Reading on his own does not interest seven-year-old Hal as much as his father might have wished. But how do you avoid being a pushy parent while at the same time encouraging high expectations? Hal’s father, psychodynamic counsellor Roger Mills, explains.
Re-reading what I wrote in the diary for the last edition, my main reaction was to feel a certain amount of embarrassment. In the piece I had been excitedly announcing how Hal had started reading books on his own. It was a new era. Hal’s resistance to reading a thing of the past, etc. etc.
The reality though is that Hal’s solo reading efforts haven’t lasted despite my breathless optimism two months ago. His fundamental attitude to reading is unchanged. He still finds it hard work and a chore and doesn’t turn to books unless they a) have pictures in them that provide a narrative, or b) is required to by one of his parents trying (usually with some form of bribe) to get him to practise.
It’s not that I was making up the last entry. Hal had genuinely done some reading on his own. But I can see now that this was much more a question of wanting to please Jo than the advent of a new enthusiasm. It was my own wishes that led to the distortion. I want Hal to be into reading; I see it as an important sign of progress, and so I have tended to pounce on anything that might be interpreted as a literacy watershed and get over-excited.
I am well aware that I need to be careful here. As a therapist the most common issue that patients come to me with is low self-esteem. ‘I’m useless’, ‘I’m rubbish’, ‘I’m a failure’. You hear this kind of harsh self valuation over and over again. There can be a number of reasons why people develop this way of thinking about themselves, but one recurrent cause is that, as a child, they have had experiences of one or both of their parents being disappointed in their progress. Time and again patients describe how a parent (often it is the father) berated them for poor school reports or exam results. And when you are young and a parent is telling you you are not doing well enough, ‘I’m rubbish’ easily takes root as your own way of thinking about yourself.

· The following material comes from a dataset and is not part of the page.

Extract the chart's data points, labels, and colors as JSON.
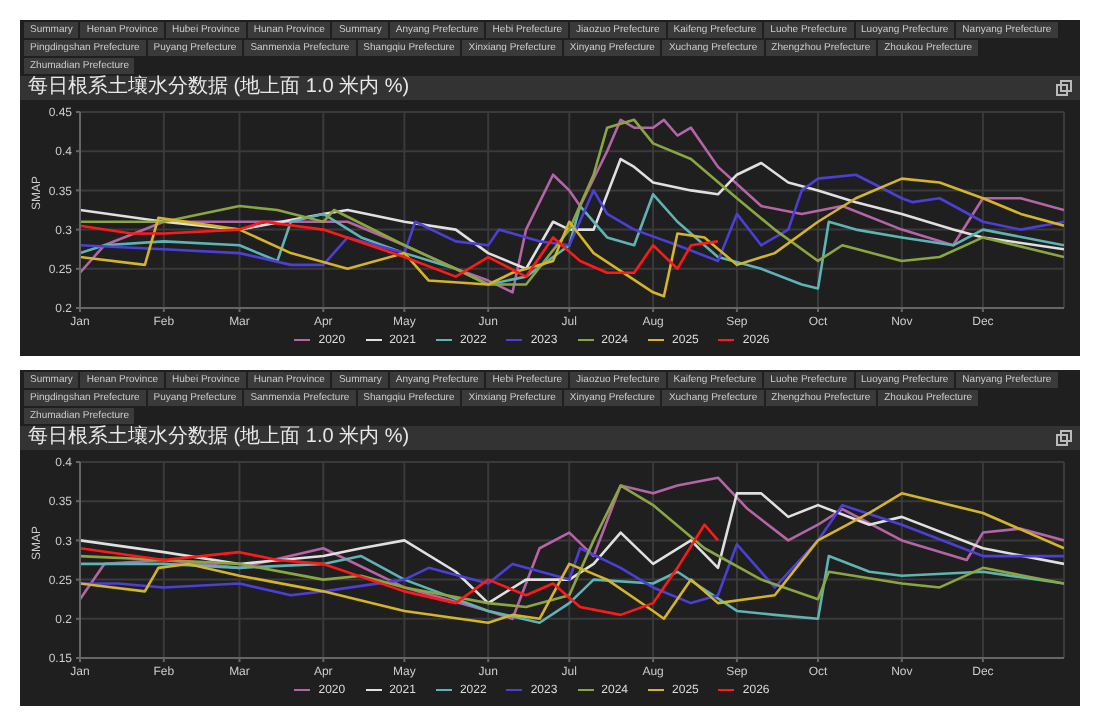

So, though I do experience some level of disappointment that Hal isn’t more into reading, and further along with it, I try to be very careful not to show him that I have thoughts like this. Whilst in the past I have sometimes got impatient with Hal if he stumbles over a word I think he ought to know, or fluffs one he has already had earlier on the page, worrying about the potential impact of criticisms on Hal’s embryonic self-esteem has brought me up short. These days it’s praise for what he gets right and little or no comment when he goes wrong.
But is laissez faire the right way to go as well? Parenting really is a spectacularly difficult job. All the time you are trying to negotiate the right passage between the over-strict and the over-indulgent. Isn’t it also possible that by not being tougher on Hal when he reads I am subtly encouraging laziness and preventing him from developing a resilient self that can cope when the going gets tough? My current thinking is that he is only 7 and resilience can come later. But maybe I am getting this wrong too. Thoughts and suggestions gratefully received.